Single by Ruth B

from the album The Intro and Safe Haven
- Released: February 12, 2015
- Recorded: 2014
- Genre: Pop
- Length: 4:36 (album version); 4:11 (radio edit);
- Label: Columbia; Sony;
- Songwriter: Ruth B

Ruth B singles chronology
|  | "Lost Boy" (2015) | "Superficial Love" (2017) |

Music video
- "Lost Boy" on YouTube

= Lost Boy (song) =

"Lost Boy" is the debut single by Canadian singer Ruth B. It was released on February 12, 2015. She first released it by singing a six-second video on Vine in January 2015.

==Composition and history==
The piano pop ballad is written in the key of G major in cut time with a tempo of 62 beats per minute. It follows a chord progression of EmG/DCG, and Berhe's vocals span from F_{3} to B_{4}.

In November 2014, she posted a Vine of her singing a line that she had made up, which was inspired by the television series Once Upon a Time. The video went viral, and garnered around 84,000 likes within a week. Taking note of its popularity and with encouragement from her followers, she adapted it into a full song titled "Lost Boy", which she posted on YouTube on January 18, 2015 and was released on iTunes on February 12, 2015. Dozens of Vine and YouTube users posted covers, which helped further its popularity and increased Berhe's following on social media. Record labels took notice and she then signed with Columbia Records in July 2015.

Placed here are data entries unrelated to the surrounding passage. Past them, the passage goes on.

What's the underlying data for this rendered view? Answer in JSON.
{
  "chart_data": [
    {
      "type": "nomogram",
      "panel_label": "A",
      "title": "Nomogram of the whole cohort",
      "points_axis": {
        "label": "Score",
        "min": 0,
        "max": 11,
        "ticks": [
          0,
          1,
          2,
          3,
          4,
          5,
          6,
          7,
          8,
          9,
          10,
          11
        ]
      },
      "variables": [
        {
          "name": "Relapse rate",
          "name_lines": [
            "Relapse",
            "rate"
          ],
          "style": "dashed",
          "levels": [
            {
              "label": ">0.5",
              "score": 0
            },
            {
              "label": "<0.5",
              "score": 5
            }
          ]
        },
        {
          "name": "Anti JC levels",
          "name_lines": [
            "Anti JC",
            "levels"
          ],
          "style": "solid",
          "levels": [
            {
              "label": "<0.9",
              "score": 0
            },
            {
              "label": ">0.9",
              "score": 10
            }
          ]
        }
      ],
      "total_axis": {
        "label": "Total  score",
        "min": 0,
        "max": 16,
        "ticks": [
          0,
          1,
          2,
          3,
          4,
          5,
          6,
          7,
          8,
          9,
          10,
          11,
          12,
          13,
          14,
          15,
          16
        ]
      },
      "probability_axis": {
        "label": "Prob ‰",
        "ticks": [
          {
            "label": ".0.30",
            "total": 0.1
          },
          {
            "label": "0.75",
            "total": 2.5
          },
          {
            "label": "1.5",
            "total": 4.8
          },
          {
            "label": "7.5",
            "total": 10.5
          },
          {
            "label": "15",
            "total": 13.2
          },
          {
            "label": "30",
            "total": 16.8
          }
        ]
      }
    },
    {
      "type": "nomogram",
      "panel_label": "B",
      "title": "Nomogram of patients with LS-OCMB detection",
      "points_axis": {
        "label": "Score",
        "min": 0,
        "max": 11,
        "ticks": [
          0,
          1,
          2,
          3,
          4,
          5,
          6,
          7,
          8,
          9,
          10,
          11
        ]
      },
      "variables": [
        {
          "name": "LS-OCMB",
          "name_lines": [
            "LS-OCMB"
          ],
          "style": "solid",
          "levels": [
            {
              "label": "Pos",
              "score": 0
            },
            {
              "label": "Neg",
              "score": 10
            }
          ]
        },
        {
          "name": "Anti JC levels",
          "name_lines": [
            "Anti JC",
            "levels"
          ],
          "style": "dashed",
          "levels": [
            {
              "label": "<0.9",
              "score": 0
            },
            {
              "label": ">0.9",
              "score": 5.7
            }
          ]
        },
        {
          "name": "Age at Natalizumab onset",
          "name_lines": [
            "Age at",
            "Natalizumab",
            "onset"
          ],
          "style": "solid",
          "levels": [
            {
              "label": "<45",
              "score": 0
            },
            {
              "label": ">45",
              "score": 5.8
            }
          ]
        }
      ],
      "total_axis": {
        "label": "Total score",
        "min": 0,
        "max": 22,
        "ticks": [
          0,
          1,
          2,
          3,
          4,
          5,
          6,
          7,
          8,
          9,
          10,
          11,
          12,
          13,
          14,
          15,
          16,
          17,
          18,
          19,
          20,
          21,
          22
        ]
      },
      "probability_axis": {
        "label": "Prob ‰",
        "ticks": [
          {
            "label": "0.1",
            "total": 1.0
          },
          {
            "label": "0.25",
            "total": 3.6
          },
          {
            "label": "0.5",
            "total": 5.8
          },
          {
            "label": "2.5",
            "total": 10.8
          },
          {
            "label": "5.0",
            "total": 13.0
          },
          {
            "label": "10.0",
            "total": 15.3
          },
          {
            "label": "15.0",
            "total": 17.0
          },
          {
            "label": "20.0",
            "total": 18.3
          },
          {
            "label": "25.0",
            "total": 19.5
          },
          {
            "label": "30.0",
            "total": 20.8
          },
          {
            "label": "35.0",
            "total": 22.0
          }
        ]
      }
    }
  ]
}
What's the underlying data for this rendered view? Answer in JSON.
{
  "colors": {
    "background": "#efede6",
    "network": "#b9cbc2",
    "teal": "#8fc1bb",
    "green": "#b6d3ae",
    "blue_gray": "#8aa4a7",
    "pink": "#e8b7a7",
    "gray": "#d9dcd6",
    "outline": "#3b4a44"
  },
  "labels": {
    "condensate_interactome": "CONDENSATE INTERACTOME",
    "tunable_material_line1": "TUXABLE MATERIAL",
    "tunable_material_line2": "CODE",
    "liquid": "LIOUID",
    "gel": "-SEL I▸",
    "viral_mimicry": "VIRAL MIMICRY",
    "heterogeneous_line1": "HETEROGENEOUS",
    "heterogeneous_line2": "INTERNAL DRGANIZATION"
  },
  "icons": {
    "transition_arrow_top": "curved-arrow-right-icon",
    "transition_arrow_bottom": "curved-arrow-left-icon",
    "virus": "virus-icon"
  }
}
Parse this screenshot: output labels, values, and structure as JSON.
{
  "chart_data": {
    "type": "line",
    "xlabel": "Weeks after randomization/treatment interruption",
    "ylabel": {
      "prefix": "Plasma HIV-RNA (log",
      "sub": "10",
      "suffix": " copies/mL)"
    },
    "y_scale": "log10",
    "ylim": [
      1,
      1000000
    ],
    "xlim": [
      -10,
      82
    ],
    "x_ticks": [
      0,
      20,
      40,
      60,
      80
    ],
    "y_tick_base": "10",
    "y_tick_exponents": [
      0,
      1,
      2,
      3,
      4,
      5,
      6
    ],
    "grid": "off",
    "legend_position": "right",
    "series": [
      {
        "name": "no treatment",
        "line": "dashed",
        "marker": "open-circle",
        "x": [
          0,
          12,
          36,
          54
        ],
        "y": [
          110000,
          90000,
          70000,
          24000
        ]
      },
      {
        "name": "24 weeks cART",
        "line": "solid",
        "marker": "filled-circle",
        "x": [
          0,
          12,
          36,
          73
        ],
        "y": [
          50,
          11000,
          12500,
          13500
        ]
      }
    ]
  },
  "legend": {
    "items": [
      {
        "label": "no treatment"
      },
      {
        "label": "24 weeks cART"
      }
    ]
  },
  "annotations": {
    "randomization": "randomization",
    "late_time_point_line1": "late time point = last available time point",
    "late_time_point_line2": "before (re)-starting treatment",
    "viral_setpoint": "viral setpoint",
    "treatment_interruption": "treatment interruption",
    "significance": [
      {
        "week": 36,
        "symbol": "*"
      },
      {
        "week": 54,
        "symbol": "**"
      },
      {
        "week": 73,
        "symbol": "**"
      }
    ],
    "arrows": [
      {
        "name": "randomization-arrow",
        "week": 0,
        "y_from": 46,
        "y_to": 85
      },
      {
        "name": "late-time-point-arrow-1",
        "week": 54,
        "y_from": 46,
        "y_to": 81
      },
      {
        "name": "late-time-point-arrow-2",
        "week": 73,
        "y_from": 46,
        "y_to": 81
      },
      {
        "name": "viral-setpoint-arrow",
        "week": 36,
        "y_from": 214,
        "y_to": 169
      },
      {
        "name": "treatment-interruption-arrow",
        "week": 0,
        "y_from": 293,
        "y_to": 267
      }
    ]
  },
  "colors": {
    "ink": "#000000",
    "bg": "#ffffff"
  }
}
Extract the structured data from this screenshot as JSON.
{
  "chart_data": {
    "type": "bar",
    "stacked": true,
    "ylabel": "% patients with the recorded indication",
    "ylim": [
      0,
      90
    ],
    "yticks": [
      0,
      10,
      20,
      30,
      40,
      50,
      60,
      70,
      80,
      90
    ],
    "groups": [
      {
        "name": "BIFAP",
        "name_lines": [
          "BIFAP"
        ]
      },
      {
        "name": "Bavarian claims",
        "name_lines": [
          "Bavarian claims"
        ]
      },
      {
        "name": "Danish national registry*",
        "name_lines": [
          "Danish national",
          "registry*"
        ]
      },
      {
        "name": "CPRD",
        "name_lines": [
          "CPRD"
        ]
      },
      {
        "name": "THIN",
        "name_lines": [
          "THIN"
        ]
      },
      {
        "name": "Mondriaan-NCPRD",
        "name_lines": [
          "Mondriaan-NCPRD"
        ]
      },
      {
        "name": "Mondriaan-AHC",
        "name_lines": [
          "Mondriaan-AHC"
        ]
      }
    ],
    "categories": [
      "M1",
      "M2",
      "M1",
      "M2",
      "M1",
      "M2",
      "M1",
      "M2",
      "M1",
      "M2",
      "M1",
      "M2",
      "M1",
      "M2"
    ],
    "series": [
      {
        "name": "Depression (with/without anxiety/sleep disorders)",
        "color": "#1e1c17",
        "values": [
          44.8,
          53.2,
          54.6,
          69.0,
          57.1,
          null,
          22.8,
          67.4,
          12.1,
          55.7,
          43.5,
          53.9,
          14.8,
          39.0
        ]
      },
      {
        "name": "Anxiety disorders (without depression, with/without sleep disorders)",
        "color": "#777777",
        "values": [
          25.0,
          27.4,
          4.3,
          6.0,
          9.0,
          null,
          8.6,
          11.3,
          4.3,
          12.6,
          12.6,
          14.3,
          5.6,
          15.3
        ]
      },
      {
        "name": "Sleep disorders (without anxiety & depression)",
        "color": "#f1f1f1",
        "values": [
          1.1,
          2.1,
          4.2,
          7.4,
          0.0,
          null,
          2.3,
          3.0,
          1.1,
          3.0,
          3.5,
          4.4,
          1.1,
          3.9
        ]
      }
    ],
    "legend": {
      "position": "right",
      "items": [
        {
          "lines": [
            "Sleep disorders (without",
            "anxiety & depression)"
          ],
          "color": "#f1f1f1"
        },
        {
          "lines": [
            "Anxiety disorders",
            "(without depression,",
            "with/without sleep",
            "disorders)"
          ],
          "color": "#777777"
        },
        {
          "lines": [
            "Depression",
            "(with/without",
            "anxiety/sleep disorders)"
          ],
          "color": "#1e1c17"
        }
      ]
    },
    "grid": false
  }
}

Her debut EP, The Intro, was released on November 27, 2015. It has four songs including "Lost Boy".

==Music video==
A music video for the song was released on YouTube on May 9, 2016. As of May 2026, the video has garnered over 194 million views.

==Critical reception==
Mike Wass of Idolator called it a "pretty ballad" and went on to say that "[Lost Boy] is nostalgic, more than a little bittersweet and aptly showcases Ruth's smooth vocals."

==Charts==

===Weekly charts===

| Chart (2015–2016) | Peak position |
|---|---|
| Belgium Urban (Ultratop Flanders) | 28 |
| Canada Hot 100 (Billboard) | 14 |
| Canada AC (Billboard) | 16 |
| Canada CHR/Top 40 (Billboard) | 18 |
| Canada Hot AC (Billboard) | 9 |
| Denmark (Tracklisten) | 14 |
| Ireland (IRMA) | 89 |
| Netherlands (Single Top 100) | 41 |
| Scottish Singles Sales (Official Charts) | 57 |
| Sweden (Sverigetopplistan) | 19 |
| UK Singles (Official Charts) | 97 |
| UK Indie Breakers (Official Charts) | 18 |
| US Billboard Hot 100 | 24 |
| US Adult Contemporary (Billboard) | 13 |
| US Adult Pop Airplay (Billboard) | 6 |
| US Pop Airplay (Billboard) | 16 |

===Year-end charts===

| Chart (2016) | Position |
|---|---|
| Canada (Canadian Hot 100) | 46 |
| Denmark (Tracklisten) | 57 |
| Netherlands (Single Top 100) | 95 |
| Sweden (Sverigetopplistan) | 48 |
| US Billboard Hot 100 | 76 |
| US Adult Contemporary (Billboard) | 35 |
| US Adult Top 40 (Billboard) | 32 |

==Certifications==

| Region | Certification | Certified units/sales |
| Canada (Music Canada) | 6× Platinum | 480,000^{‡} |
| Denmark (IFPI Danmark) | 3× Platinum | 270,000^{‡} |
| Germany (BVMI) | Gold | 200,000^{‡} |
| Italy (FIMI) | Gold | 25,000^{‡} |
| Mexico (AMPROFON) | Gold | 30,000^{‡} |
| Netherlands (NVPI) | Platinum | 30,000^{‡} |
| New Zealand (RMNZ) | 2× Platinum | 60,000^{‡} |
| Poland (ZPAV) | Gold | 25,000^{‡} |
| Sweden (GLF) | 3× Platinum | 120,000^{‡} |
| United Kingdom (BPI) | Platinum | 600,000^{‡} |
| United States (RIAA) | 4× Platinum | 1,300,000 |
^{‡} Sales+streaming figures based on certification alone.